- Born: 1952 Güzeloluk, Gümüşhane Province, Turkey
- Died: 7 September 1982 (aged 29–30) Diyarbakır, Diyarbakır Province, Turkey
- Cause of death: Hunger strike
- Other name: Laz Kemal
- Education: Ankara University
- Political party: Kurdistan Workers' Party
- Relatives: Ziya Pir (nephew)

= Kemal Pir =

Co-founder of Kurdistan Workers Party (1952–1982)

Kemal Pir (1952 in Güzeloluk, Gümüşhane Province – 7 September 1982 in Diyarbakır, Turkey), also known as Laz Kemal, was a Turkish Marxist–Leninist revolutionary and one of the ethnically Turkish founders of the Kurdistan Workers' Party.

In the early 1970s he studied at Faculty of Literature of Hacettepe University. Influenced by the revolutionary movement led by Abdullah Öcalan, he left the university.

In 1972, living together with Haki Karer in the same house, they received Öcalan after he was released from Mamak prison. At the foundation meeting of the PKK in November 1978, he was elected a member of the central committee.

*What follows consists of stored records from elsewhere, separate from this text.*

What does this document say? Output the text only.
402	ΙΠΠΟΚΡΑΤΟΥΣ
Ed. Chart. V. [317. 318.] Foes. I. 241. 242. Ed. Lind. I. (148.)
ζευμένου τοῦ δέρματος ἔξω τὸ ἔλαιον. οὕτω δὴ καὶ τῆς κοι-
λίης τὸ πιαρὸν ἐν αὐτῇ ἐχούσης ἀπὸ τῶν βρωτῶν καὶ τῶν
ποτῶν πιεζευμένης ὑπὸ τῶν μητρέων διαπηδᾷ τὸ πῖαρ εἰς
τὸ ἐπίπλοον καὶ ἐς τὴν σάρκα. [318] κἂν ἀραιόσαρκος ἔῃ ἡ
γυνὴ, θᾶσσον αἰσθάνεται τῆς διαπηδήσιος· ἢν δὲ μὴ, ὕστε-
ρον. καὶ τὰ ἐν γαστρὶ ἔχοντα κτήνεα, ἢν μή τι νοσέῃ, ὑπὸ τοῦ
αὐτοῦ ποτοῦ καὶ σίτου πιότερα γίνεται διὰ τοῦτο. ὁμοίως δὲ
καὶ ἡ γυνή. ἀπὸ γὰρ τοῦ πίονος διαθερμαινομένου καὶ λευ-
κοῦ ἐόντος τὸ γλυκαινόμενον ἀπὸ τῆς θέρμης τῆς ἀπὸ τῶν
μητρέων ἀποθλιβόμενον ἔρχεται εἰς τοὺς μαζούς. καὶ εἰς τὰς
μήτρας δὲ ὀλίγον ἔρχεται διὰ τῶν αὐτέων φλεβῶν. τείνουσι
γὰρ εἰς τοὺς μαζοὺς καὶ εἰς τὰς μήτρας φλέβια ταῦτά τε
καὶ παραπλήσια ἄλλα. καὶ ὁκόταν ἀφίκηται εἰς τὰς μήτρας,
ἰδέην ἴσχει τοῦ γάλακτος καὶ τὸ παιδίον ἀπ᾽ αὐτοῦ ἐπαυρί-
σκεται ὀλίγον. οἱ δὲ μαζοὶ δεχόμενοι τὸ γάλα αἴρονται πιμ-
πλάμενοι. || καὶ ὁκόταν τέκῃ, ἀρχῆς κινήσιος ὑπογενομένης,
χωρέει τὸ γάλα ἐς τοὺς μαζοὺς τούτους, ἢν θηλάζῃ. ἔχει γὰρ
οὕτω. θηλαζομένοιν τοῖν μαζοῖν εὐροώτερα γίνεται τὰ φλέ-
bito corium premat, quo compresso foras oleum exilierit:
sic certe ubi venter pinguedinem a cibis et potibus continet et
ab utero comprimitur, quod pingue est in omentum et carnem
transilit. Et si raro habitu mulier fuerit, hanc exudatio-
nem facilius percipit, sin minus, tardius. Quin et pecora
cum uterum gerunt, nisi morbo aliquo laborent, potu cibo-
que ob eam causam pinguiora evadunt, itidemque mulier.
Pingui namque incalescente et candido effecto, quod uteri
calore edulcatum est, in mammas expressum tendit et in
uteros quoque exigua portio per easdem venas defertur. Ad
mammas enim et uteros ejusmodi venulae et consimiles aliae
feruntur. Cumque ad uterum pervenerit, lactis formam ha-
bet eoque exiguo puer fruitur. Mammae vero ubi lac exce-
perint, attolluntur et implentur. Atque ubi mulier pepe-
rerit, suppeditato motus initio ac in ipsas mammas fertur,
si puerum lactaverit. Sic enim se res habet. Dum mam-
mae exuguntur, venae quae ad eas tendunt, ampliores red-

He was arrested in Batman in 1979 and imprisoned in the Diyarbakir Prison. During his trial he declared that the PKK would begin a peoples revolt when the time was right. While on hunger strike in prison, he was asked by the head of prison "Don't you love life, Kemal?" and famously answered: "We love life so much we are prepared to die for it." He died due to a hunger strike in 1982.